As you’d expect, this beneficence is not without limit. Attorneys providing such advice can’t ignore conflicts they are actually aware of, and all of the rules around conflicts spring back into play should the limited-scope guidance of the hotline turn into full-scope legal representation.
It’s also fair to ask how this rule should be squared with Rule 1.2(c), which allows for limited-scope representation but in many formulations requires procedural formalities (like written fee agreements) that are ill-suited to a brief telephonic or online advice session. One would hope that such rules would be interpreted in a way that provides maximum access to justice while preserving consumer safeguards. For example, a fee agreement (provided it isn’t larded down with regulated disclosure language) could be communicated and agreed to, verbally or electronically, at the outset of a call.[ref]Note that while I believe it is questionable whether the advice given on a legal hotline call is actually “the practice of law” in the first place, this doesn’t mean reasonable consumer protection regulations – like avoiding conflicts and requiring confidentiality – couldn’t apply to it.[/ref]

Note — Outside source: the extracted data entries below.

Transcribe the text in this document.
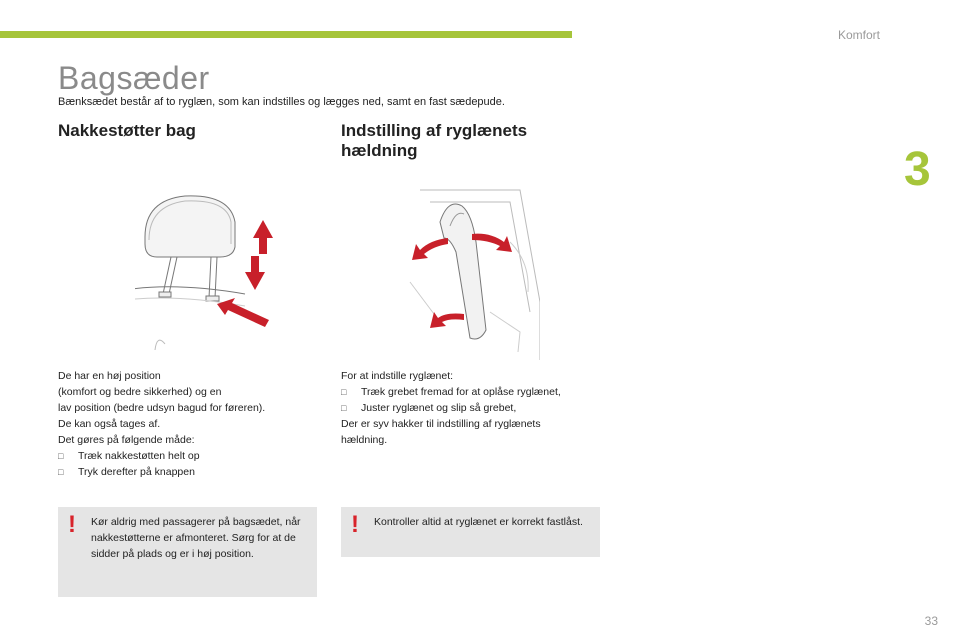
Komfort
3
Bagsæder
Bænksædet består af to ryglæn, som kan indstilles og lægges ned, samt en fast sædepude.
Nakkestøtter bag	Indstilling af ryglænets hældning
De har en høj position
(komfort og bedre sikkerhed) og en
lav position (bedre udsyn bagud for føreren).
De kan også tages af.
Det gøres på følgende måde:
□ Træk nakkestøtten helt op
□ Tryk derefter på knappen
For at indstille ryglænet:
□ Træk grebet fremad for at oplåse ryglænet,
□ Juster ryglænet og slip så grebet,
Der er syv hakker til indstilling af ryglænets
hældning.
! Kør aldrig med passagerer på bagsædet, når nakkestøtterne er afmonteret. Sørg for at de sidder på plads og er i høj position.
! Kontroller altid at ryglænet er korrekt fastlåst.
33
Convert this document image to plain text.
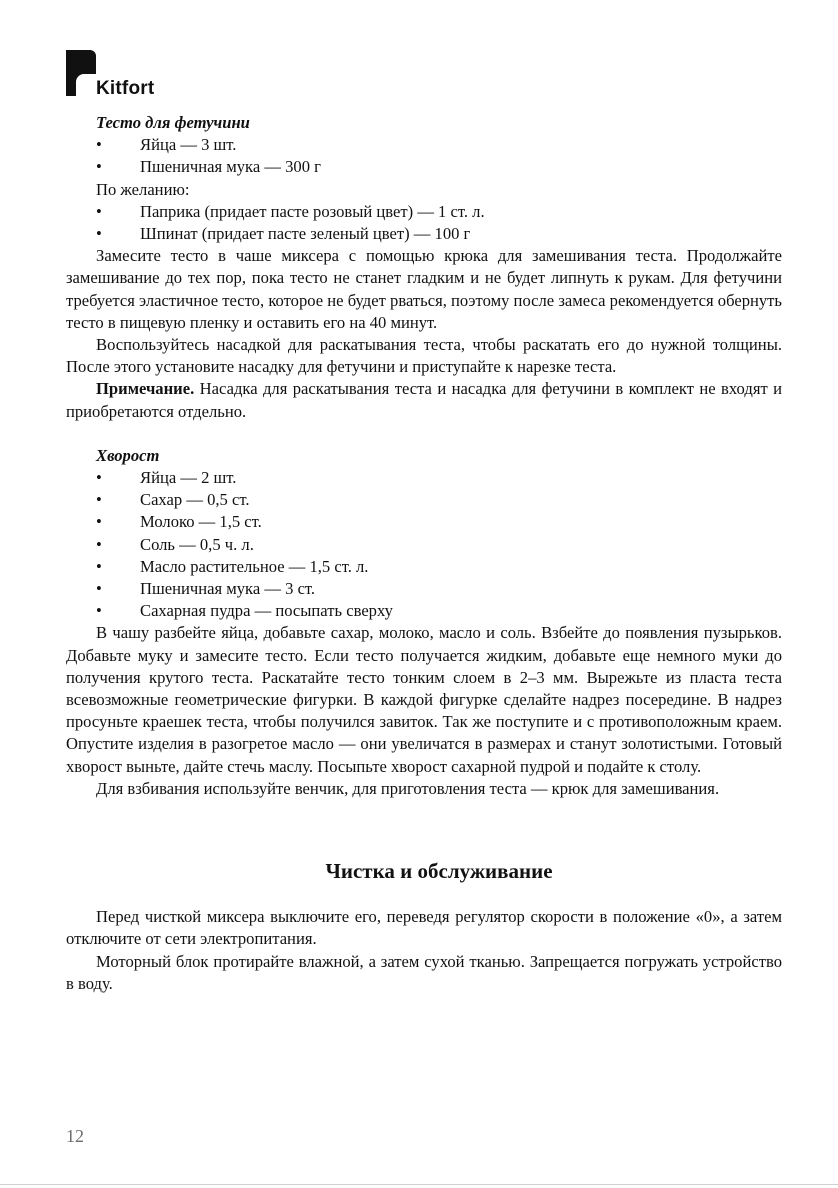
Kitfort

Тесто для фетучини

• Яйца — 3 шт.
• Пшеничная мука — 300 г

По желанию:

• Паприка (придает пасте розовый цвет) — 1 ст. л.
• Шпинат (придает пасте зеленый цвет) — 100 г

Замесите тесто в чаше миксера с помощью крюка для замешивания теста. Продолжайте замешивание до тех пор, пока тесто не станет гладким и не будет липнуть к рукам. Для фетучини требуется эластичное тесто, которое не будет рваться, поэтому после замеса рекомендуется обернуть тесто в пищевую пленку и оставить его на 40 минут.

Воспользуйтесь насадкой для раскатывания теста, чтобы раскатать его до нужной толщины. После этого установите насадку для фетучини и приступайте к нарезке теста.

Примечание. Насадка для раскатывания теста и насадка для фетучини в комплект не входят и приобретаются отдельно.

Хворост

• Яйца — 2 шт.
• Сахар — 0,5 ст.
• Молоко — 1,5 ст.
• Соль — 0,5 ч. л.
• Масло растительное — 1,5 ст. л.
• Пшеничная мука — 3 ст.
• Сахарная пудра — посыпать сверху

В чашу разбейте яйца, добавьте сахар, молоко, масло и соль. Взбейте до появления пузырьков. Добавьте муку и замесите тесто. Если тесто получается жидким, добавьте еще немного муки до получения крутого теста. Раскатайте тесто тонким слоем в 2–3 мм. Вырежьте из пласта теста всевозможные геометрические фигурки. В каждой фигурке сделайте надрез посередине. В надрез просуньте краешек теста, чтобы получился завиток. Так же поступите и с противоположным краем. Опустите изделия в разогретое масло — они увеличатся в размерах и станут золотистыми. Готовый хворост выньте, дайте стечь маслу. Посыпьте хворост сахарной пудрой и подайте к столу.

Для взбивания используйте венчик, для приготовления теста — крюк для замешивания.

Чистка и обслуживание

Перед чисткой миксера выключите его, переведя регулятор скорости в положение «0», а затем отключите от сети электропитания.

Моторный блок протирайте влажной, а затем сухой тканью. Запрещается погружать устройство в воду.

12
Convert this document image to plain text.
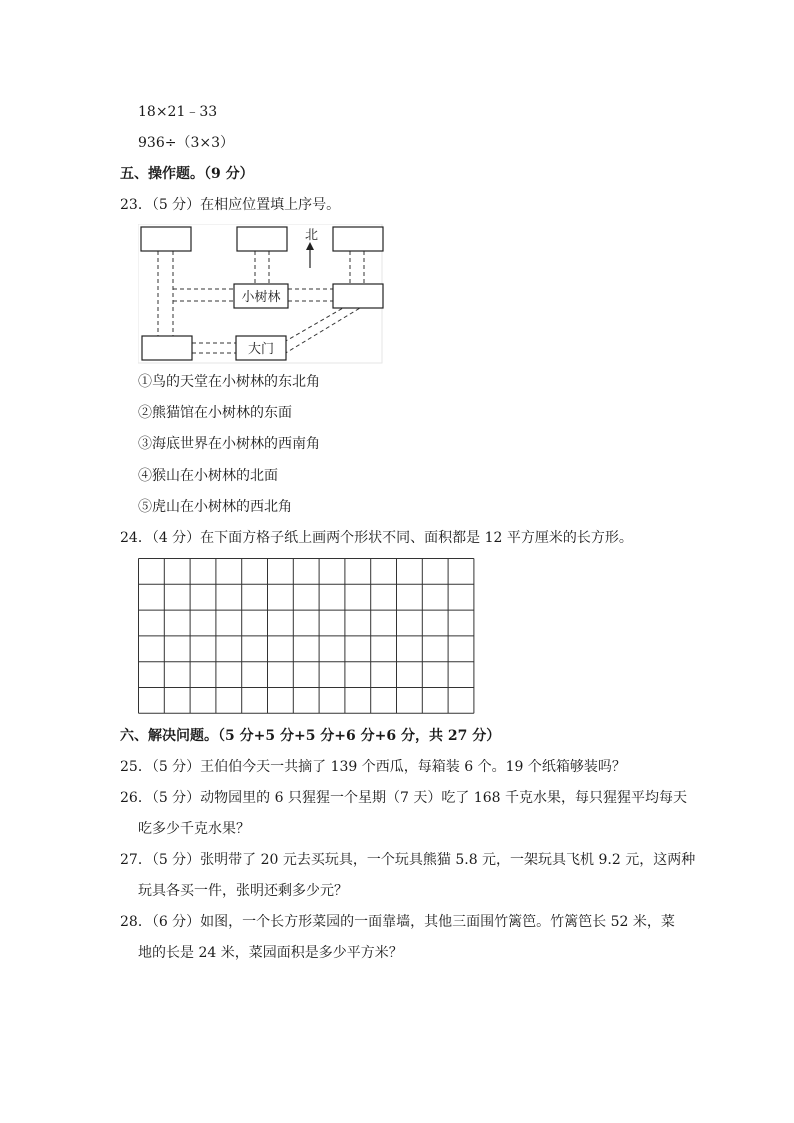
18×21﹣33
936÷（3×3）
五、操作题。（9 分）
23．（5 分）在相应位置填上序号。
北
小树林
大门
①鸟的天堂在小树林的东北角
②熊猫馆在小树林的东面
③海底世界在小树林的西南角
④猴山在小树林的北面
⑤虎山在小树林的西北角
24．（4 分）在下面方格子纸上画两个形状不同、面积都是 12 平方厘米的长方形。
六、解决问题。（5 分+5 分+5 分+6 分+6 分，共 27 分）
25．（5 分）王伯伯今天一共摘了 139 个西瓜，每箱装 6 个。19 个纸箱够装吗？
26．（5 分）动物园里的 6 只猩猩一个星期（7 天）吃了 168 千克水果，每只猩猩平均每天
吃多少千克水果？
27．（5 分）张明带了 20 元去买玩具，一个玩具熊猫 5.8 元，一架玩具飞机 9.2 元，这两种
玩具各买一件，张明还剩多少元？
28．（6 分）如图，一个长方形菜园的一面靠墙，其他三面围竹篱笆。竹篱笆长 52 米，菜
地的长是 24 米，菜园面积是多少平方米？
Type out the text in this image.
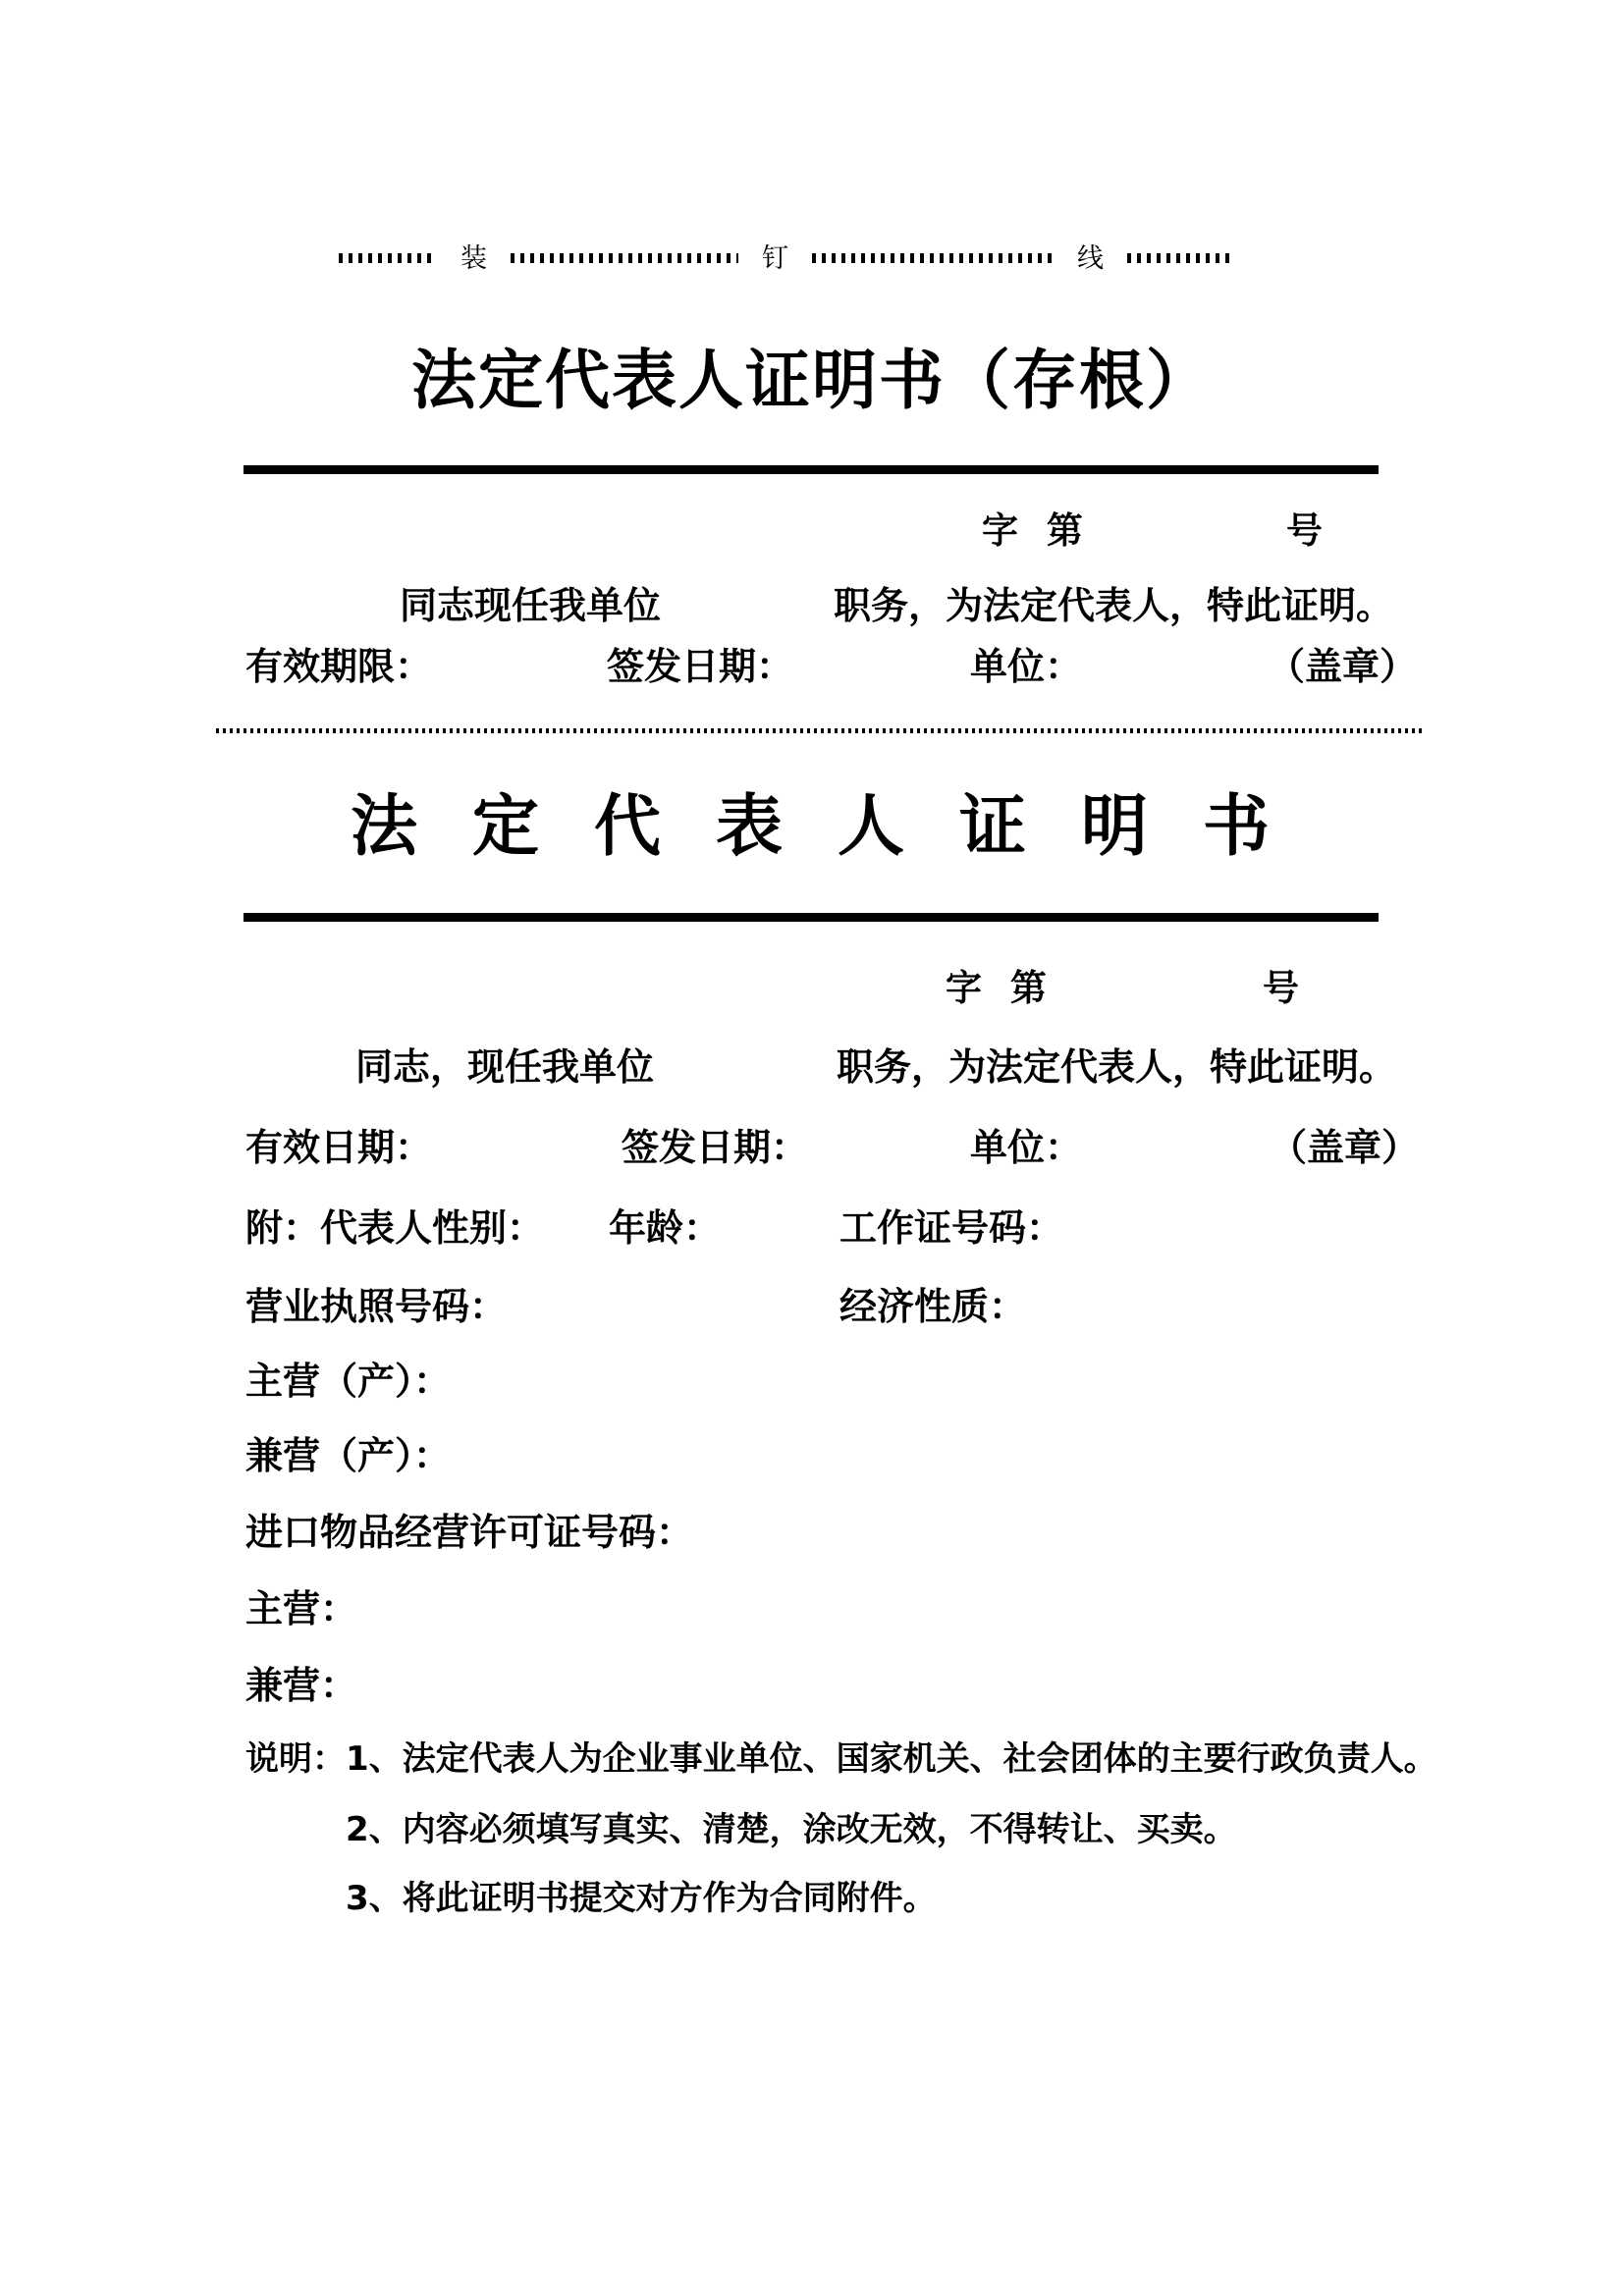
装	钉	线
法定代表人证明书（存根）
字 第	号
同志现任我单位	职务，为法定代表人，特此证明。
有效期限：	签发日期：	单位：	（盖章）
法定代表人证明书
字 第	号
同志，现任我单位	职务，为法定代表人，特此证明。
有效日期：	签发日期：	单位：	（盖章）
附：代表人性别： 年龄：	工作证号码：
营业执照号码：	经济性质：
主营（产）：
兼营（产）：
进口物品经营许可证号码：
主营：
兼营：
说明： 1、法定代表人为企业事业单位、国家机关、社会团体的主要行政负责人。
2、内容必须填写真实、清楚，涂改无效，不得转让、买卖。
3、将此证明书提交对方作为合同附件。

But Rule 6.5 also has this curiosity: it is limited to court-sponsored or nonprofit providers of legal advice hotlines. Neither the rule itself nor its included commentary offer any illumination on why this limitation is included. Rule 6.5 was added during the ABA’s “Ethics 2000” initiative, and the new rule engendered far less discussion than the other rule additions and changes. The Reporter’s Explanation of Changes offers this:
“The Commission believes that the proposed relaxation of the conflict rules does not pose a significant risk to clients when the lawyer is working in a program sponsored by a nonprofit organization or a court.”
The reasons for this belief will remain shrouded in mystery. One commentor – the Brennan Center for Justice – noted the unfairness of relaxing the ethical standards only for organizations serving the indigent, and suggested that one solution was to relax the conflict rules for all attorneys providing such services.
The minutes of the Commission’s meetings don’t reveal that these concerns were ever addressed. In my experience, that’s not unusual. My guess is that this limitation stems from nothing more than inertia: such legal advice hotlines have, historically, only been offered by court-sponsored and nonprofit organizations. The rule was drafted to apply only to such programs, and the Ethics 2000 Commission focused its attention on more contentious changes to the ethics rules.
But what if a law firm wanted to provide such a service? Or a group of enterprising solos, who pooled their marketing budgets and used it as a way to reach a broadly underserved market?
Or what if attorneys just did it themselves, powered by a technology and marketing platform that brought these limited-scope legal advice calls to them?
Ensuring that major or obvious conflicts don’t exist is a good idea, regardless of what the rules say. But being able to be more relaxed about it, to simply do a high-level, cursory pass before taking the call, would make it a lot easier for lawyers to get comfortable with providing legal-clinic-like advice to a whole bunch of consumers.
So here’s another thought for the expanding list of regulatory changes to enhance access to justice: take the Brennan Center’s suggestion and amend rule 6.5 so that it applies to ALL “legal hotline” programs – regardless of who is operating them.